## Precalculus (6th Edition) Blitzer

“The slope of the tangent line to the graph of a function $y=f\left( x \right)$ at $\left( a,f\left( a \right) \right)$ is given by $\underset{h\to 0}{\mathop{\lim }}\,$ $\frac{f\left( a+h \right)-f\left( a \right)}{h}$ provided that this limit exists. This limit also describes the instantaneous rate of change of the function f with respect to x at a.”

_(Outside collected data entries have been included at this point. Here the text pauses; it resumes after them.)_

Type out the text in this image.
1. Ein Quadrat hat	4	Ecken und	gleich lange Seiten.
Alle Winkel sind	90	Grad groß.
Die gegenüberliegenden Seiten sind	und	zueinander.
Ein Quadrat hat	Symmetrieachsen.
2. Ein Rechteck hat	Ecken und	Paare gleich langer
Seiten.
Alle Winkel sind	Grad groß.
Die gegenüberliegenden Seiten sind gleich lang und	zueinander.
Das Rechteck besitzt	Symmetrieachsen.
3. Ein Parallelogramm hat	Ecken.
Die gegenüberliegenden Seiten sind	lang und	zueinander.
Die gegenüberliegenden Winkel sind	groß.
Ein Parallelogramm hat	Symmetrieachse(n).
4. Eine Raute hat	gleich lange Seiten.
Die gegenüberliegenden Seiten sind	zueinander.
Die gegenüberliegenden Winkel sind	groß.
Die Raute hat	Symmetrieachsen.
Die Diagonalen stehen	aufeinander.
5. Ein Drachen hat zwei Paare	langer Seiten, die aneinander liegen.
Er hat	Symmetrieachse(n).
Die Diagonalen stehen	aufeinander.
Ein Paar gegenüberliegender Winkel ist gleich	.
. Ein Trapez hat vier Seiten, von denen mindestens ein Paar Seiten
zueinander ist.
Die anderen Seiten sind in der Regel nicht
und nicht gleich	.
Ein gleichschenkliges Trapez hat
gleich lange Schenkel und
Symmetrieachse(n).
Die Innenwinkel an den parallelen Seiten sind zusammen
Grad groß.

Consider the function $f\left( x \right)=2x$ and the point $\left( 1,2 \right)$ Here, $\left( a,f\left( a \right) \right)=\left( 1,2 \right)$ Now, compute the slope of the tangent line for the function $f\left( x \right)=2x$ as follows: Put $a=1$, ${{m}_{\tan }}=\underset{h\to 0}{\mathop{\lim }}\,\frac{f\left( 1+h \right)-f\left( 1 \right)}{h}$ To compute $f\left( 1+h \right)$, substitute $x=1+h$ in the function $f\left( x \right)=2x$. ${{m}_{\tan }}=\underset{h\to 0}{\mathop{\lim }}\,\frac{\left[ 2\left( 1+h \right) \right]-\left[ 2\left( 1 \right) \right]}{h}$ Now, simplify $2\left( 1+h \right)$ by using the distributive property $A\left( B+C \right)=AB+AC$. ${{m}_{\tan }}=\underset{h\to 0}{\mathop{\lim }}\,\frac{\left[ 2+2h \right]-2}{h}$ Combine the like terms in the numerator. ${{m}_{\tan }}=\underset{h\to 0}{\mathop{\lim }}\,\frac{2h}{h}$ Cancel out h and apply the limits. \begin{align} & {{m}_{\tan }}=\underset{h\to 0}{\mathop{\lim }}\,2 \\ & =2 \end{align} Thus, the slope of the tangent to the graph of $f\left( x \right)=2x$ at $\left( 1,2 \right)$ is $2$. Hence, the slope ${{m}_{\tan }}$ is given by $\frac{f\left( a+h \right)-f\left( a \right)}{h}$ and it is the instantaneous rate the change of the function at $x=a$.